When a ship sinks at sea and you’re thrown into the water, hypothermia sets in quickly, so every second counts. An immersion suit is designed to buy you time. Constructed like a surfer’s wetsuit, it keeps you warm for up to three to six hours, until help (hopefully) arrives. Smart sailors and fishermen carry them and, when on a boat, so should you: Even a plunge into 50-degree water will induce hypothermia within 60 minutes.

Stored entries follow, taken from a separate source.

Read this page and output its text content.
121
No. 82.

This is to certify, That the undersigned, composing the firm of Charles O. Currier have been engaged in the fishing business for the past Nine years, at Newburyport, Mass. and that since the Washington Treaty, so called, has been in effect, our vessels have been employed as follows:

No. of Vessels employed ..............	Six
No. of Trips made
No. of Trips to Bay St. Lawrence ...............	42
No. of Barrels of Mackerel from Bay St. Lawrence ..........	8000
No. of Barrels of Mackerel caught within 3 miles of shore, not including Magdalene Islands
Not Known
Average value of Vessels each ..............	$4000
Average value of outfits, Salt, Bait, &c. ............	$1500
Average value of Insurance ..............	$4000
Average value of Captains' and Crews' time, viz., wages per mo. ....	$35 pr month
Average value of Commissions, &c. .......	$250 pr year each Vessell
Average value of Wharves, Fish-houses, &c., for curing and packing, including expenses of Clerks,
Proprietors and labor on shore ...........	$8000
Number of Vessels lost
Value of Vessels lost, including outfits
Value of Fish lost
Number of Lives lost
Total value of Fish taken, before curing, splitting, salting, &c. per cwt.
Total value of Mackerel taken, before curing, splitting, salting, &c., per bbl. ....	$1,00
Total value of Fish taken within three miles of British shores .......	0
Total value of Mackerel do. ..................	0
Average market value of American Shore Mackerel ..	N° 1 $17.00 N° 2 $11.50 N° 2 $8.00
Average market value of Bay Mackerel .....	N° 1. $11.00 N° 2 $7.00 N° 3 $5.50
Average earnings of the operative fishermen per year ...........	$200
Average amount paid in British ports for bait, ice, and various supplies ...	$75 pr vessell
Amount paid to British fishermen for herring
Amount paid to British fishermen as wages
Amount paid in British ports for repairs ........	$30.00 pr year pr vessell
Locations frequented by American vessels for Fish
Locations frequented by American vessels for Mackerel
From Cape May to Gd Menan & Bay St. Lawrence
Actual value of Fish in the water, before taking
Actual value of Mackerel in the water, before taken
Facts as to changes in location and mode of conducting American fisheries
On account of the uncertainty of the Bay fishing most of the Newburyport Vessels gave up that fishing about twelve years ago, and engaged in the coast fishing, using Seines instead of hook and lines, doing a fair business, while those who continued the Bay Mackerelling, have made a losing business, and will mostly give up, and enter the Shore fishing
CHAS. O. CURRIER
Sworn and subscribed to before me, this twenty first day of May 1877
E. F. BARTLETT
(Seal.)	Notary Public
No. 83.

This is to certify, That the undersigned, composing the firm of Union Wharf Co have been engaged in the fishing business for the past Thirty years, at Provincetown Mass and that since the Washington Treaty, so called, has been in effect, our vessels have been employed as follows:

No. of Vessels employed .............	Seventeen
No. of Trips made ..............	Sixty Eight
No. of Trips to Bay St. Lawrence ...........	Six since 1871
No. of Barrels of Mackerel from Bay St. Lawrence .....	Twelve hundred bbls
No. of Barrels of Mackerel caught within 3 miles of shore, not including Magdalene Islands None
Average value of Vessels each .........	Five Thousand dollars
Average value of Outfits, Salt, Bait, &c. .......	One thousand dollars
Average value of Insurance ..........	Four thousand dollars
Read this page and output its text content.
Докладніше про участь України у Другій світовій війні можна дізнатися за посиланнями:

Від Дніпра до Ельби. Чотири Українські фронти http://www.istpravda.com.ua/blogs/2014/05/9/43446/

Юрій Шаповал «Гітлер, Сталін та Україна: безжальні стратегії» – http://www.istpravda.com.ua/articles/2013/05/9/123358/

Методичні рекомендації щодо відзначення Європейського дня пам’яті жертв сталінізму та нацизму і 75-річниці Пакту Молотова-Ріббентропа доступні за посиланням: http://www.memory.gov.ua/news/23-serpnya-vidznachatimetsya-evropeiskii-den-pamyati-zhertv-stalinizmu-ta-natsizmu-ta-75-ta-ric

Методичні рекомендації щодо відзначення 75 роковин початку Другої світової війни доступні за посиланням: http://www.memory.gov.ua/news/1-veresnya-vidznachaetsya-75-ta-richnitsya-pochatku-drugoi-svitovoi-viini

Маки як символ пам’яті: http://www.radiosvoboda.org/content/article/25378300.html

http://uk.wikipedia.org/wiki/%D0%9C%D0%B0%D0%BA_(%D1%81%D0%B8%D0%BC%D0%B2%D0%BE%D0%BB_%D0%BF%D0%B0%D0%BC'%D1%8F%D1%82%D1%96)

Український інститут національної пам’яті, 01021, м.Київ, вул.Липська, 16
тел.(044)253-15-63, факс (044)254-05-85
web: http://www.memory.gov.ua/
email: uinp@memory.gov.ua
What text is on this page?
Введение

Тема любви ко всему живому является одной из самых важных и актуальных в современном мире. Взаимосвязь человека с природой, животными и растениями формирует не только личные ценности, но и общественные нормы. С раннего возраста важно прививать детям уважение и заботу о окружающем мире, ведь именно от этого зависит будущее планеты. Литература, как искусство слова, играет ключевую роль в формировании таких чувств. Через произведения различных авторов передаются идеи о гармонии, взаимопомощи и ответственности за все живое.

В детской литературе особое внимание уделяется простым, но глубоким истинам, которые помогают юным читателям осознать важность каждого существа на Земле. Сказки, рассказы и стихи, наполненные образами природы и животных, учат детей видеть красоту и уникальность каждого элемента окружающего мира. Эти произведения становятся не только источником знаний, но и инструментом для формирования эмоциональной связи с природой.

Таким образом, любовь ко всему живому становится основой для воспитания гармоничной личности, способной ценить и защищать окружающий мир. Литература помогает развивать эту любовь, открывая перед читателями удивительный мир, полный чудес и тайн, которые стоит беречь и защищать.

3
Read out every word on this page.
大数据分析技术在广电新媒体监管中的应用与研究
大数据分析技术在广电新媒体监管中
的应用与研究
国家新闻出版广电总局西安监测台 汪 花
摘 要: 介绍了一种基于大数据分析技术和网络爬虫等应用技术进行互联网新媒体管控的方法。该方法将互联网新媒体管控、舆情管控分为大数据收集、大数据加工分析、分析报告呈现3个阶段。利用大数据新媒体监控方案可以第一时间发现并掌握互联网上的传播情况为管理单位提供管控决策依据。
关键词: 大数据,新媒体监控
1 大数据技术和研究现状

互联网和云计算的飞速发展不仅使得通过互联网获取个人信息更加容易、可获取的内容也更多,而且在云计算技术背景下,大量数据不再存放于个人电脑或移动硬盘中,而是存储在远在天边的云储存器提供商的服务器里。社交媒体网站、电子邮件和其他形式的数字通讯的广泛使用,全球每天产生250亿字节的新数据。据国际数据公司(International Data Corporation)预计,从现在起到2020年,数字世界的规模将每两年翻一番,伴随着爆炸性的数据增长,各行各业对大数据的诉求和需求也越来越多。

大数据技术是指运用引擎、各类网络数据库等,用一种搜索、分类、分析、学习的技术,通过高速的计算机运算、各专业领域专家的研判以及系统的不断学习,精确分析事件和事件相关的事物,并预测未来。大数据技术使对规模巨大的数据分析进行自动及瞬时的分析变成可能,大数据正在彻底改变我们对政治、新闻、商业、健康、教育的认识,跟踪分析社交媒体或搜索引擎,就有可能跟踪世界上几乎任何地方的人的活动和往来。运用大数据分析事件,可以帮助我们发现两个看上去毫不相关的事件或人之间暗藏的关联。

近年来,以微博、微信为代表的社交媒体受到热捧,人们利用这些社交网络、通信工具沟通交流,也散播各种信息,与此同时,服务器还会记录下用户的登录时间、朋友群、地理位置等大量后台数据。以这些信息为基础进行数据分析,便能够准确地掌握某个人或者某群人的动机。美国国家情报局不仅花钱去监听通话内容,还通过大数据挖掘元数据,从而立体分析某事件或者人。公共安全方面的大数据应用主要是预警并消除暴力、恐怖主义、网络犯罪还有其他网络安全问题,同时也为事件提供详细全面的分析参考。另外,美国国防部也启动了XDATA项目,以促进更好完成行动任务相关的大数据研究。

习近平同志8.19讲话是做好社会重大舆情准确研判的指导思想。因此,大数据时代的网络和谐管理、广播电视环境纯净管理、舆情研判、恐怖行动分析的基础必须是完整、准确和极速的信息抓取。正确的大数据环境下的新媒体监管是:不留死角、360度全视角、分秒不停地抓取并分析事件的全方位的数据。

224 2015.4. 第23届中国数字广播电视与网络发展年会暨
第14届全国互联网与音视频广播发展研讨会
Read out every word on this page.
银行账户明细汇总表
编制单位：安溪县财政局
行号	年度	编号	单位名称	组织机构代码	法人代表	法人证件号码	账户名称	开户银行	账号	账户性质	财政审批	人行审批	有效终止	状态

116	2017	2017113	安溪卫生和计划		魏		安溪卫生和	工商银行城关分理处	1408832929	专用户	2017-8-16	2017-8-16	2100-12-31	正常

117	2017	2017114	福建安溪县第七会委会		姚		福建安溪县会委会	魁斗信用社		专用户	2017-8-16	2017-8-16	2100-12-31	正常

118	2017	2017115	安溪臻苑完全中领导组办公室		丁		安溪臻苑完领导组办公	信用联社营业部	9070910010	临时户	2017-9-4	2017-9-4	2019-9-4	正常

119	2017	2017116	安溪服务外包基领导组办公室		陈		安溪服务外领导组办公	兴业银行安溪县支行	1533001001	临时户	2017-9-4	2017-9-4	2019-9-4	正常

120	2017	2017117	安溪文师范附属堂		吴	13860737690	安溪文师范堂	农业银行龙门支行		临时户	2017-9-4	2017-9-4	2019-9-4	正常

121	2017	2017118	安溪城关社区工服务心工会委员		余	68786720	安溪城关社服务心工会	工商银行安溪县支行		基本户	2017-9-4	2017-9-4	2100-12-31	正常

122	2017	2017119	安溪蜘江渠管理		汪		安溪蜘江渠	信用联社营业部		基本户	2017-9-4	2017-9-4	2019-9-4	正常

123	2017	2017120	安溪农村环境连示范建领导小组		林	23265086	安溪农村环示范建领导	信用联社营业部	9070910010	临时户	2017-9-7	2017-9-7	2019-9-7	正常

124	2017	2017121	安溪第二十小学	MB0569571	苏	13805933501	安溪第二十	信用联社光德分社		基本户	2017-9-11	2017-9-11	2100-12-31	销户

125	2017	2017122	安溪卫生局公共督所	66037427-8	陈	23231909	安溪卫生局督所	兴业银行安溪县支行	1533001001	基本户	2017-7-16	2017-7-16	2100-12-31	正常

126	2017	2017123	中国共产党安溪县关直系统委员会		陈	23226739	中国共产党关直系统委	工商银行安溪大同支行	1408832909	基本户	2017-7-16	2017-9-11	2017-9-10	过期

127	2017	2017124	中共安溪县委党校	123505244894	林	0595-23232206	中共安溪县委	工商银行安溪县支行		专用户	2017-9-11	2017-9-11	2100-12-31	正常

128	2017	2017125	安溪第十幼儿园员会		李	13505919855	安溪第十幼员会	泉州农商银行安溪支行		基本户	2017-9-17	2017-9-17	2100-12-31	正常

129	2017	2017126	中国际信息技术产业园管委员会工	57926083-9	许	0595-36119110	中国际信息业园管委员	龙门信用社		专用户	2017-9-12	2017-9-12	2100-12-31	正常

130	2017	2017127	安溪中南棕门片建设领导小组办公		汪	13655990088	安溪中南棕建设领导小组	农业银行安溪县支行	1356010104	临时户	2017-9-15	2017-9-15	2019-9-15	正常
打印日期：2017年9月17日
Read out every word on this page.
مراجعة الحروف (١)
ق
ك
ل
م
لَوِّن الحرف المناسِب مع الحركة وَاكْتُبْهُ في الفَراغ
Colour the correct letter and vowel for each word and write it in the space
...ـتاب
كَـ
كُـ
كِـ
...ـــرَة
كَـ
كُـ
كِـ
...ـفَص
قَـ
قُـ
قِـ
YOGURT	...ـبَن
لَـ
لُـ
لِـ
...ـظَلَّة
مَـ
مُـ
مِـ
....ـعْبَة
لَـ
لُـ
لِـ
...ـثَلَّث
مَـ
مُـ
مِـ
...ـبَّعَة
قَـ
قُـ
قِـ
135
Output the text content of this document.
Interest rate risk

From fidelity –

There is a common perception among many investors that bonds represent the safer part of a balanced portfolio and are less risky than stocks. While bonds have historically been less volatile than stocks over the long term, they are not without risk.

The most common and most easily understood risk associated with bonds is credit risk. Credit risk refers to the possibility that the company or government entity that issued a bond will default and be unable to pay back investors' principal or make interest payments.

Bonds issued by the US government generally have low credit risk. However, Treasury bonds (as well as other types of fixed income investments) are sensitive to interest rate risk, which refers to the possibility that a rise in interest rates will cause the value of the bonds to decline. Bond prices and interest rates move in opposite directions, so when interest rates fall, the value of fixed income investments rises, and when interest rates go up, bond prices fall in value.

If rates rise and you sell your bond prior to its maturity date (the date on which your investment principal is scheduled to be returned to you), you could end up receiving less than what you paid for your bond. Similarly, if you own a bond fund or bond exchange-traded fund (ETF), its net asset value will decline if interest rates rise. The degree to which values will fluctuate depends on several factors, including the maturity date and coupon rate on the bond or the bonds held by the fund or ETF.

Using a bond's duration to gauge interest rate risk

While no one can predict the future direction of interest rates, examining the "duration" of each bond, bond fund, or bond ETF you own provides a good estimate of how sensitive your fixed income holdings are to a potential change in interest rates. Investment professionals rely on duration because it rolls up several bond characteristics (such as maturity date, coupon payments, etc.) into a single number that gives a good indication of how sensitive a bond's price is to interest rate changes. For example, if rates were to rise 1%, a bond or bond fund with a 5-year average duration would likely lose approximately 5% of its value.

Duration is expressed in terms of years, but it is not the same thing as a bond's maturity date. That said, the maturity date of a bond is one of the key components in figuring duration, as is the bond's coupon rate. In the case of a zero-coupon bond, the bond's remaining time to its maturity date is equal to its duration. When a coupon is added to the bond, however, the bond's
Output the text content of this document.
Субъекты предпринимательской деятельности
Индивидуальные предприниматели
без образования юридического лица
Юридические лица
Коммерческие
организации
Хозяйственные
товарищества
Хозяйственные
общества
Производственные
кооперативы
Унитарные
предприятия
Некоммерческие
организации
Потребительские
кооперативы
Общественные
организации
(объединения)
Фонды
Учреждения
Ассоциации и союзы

But what if help is a long time coming? The Stearns I950 ThermaShield 24+ bills itself as the most advanced immersion suit made, one that can extend that crucial in-the-water survival window up to 24 hours, and keep you alive even in freezing (32°F) water. How good is this suit? I couldn’t leap from an arctic charter to test its outermost limits at sea. But I was able to try it in northern Vermont, in early November, with snow falling, and the water in Lake Champlain hovering at that 50-degree mark. So here’s what I did.
I went down to the dock, lifted the suit’s neoprene one-piece over my body, and threw myself in. I immediately bobbed to the surface and floated. The suit has enough buoyancy to support 330 pounds. (Let’s just say I’m about a third of that.) A large air pillow on the rear of the suit naturally oriented me to float on my back. Breathing into a valve on the right shoulder fills the air pillow. Breathing into a valve on the left shoulder circulates warm breath around the core (to protect vital organs), and then arms, hands, feet, and legs.
The hood blocks sound, so I couldn’t do much but look at the clouds. More tube breathing made me warmer and more buoyant. My fingers got wet because I didn’t cinch the suit’s wrist straps. Those fingers got cold fast. But the suit’s designers foresaw this problem: Jam your hands in the hand warmer sewn onto the stomach, then back into the gloves, and they stay as warm as need be.
I floated like that for an hour, just long enough to (theoretically) get hypothermia. But I was fine. I had, however, floated several yards from shore, and swimming back was awkward: I managed a floundering backstroke back to the dock. While I am sure I could have floated all night, I’m glad I didn’t have to.